Save to Pinterest This meal always brings the family together especially when served with a crisp white wine like Sauvignon Blanc.
Required Tools
Roasting pan, meat thermometer, kitchen twine (optional) carving knife and fork
Allergen Information
Contains no common allergens Always double-check ingredient labels for processed items
Nutritional Information
Calories 450 Total Fat 24 g Carbohydrates 18 g Protein 42 g per serving
Save to Pinterest Serve this roast chicken with your favorite sides for a comforting and delicious meal.
Recipe FAQs
- → How do I ensure the chicken stays juicy during roasting?
Pat the chicken dry and season under the skin and inside the cavity. Basting halfway through roasting helps retain moisture. Resting the chicken after roasting allows juices to redistribute.
- → Can I use other herbs instead of rosemary?
Yes, thyme or sage can be used as flavorful alternatives to rosemary, each adding a distinct herbal note to the dish.

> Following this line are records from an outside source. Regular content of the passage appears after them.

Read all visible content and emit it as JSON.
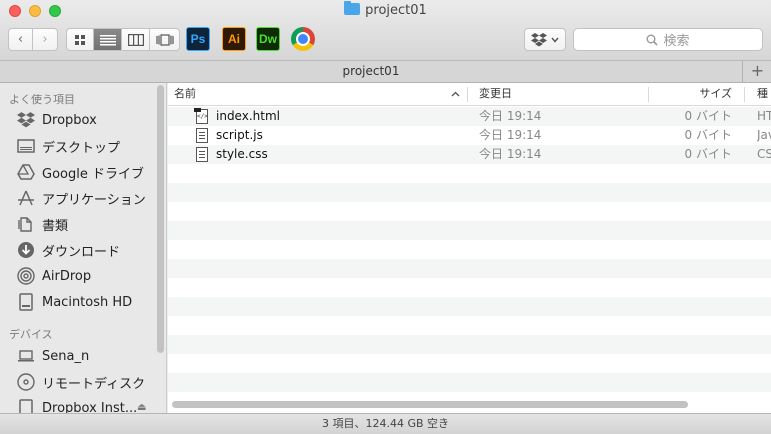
{
  "window": {
    "title": "project01"
  },
  "toolbar": {
    "back": "‹",
    "forward": "›",
    "apps": {
      "ps": "Ps",
      "ai": "Ai",
      "dw": "Dw"
    },
    "search_placeholder": "検索"
  },
  "tabs": {
    "active": "project01",
    "add": "+"
  },
  "sidebar": {
    "favorites_header": "よく使う項目",
    "favorites": [
      {
        "label": "Dropbox",
        "icon": "dropbox-icon"
      },
      {
        "label": "デスクトップ",
        "icon": "desktop-icon"
      },
      {
        "label": "Google ドライブ",
        "icon": "google-drive-icon"
      },
      {
        "label": "アプリケーション",
        "icon": "applications-icon"
      },
      {
        "label": "書類",
        "icon": "documents-icon"
      },
      {
        "label": "ダウンロード",
        "icon": "download-icon"
      },
      {
        "label": "AirDrop",
        "icon": "airdrop-icon"
      },
      {
        "label": "Macintosh HD",
        "icon": "hard-drive-icon"
      }
    ],
    "devices_header": "デバイス",
    "devices": [
      {
        "label": "Sena_n",
        "icon": "laptop-icon"
      },
      {
        "label": "リモートディスク",
        "icon": "disc-icon"
      },
      {
        "label": "Dropbox Inst...",
        "icon": "disk-image-icon"
      }
    ]
  },
  "columns": {
    "name": "名前",
    "date": "変更日",
    "size": "サイズ",
    "kind": "種類"
  },
  "files": [
    {
      "name": "index.html",
      "date": "今日 19:14",
      "size": "0 バイト",
      "kind": "HTML"
    },
    {
      "name": "script.js",
      "date": "今日 19:14",
      "size": "0 バイト",
      "kind": "JavaScript"
    },
    {
      "name": "style.css",
      "date": "今日 19:14",
      "size": "0 バイト",
      "kind": "CSS"
    }
  ],
  "status": "3 項目、124.44 GB 空き"
}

- → What vegetables are best to roast with the chicken?
Carrots, celery, potatoes, and onion complement the flavors while absorbing pan juices, creating a delicious side to the main.
- → Is it necessary to tie the legs together before roasting?
Tying the legs helps ensure even cooking and a compact shape but is optional if preferred.
- → How can I prevent the skin from browning too quickly?
Cover the chicken loosely with foil if the skin darkens too fast during roasting, especially early on.
- → What temperature should I roast the chicken to?
Roast until the thickest part of the thigh reaches 75°C (165°F) for safe and tender meat.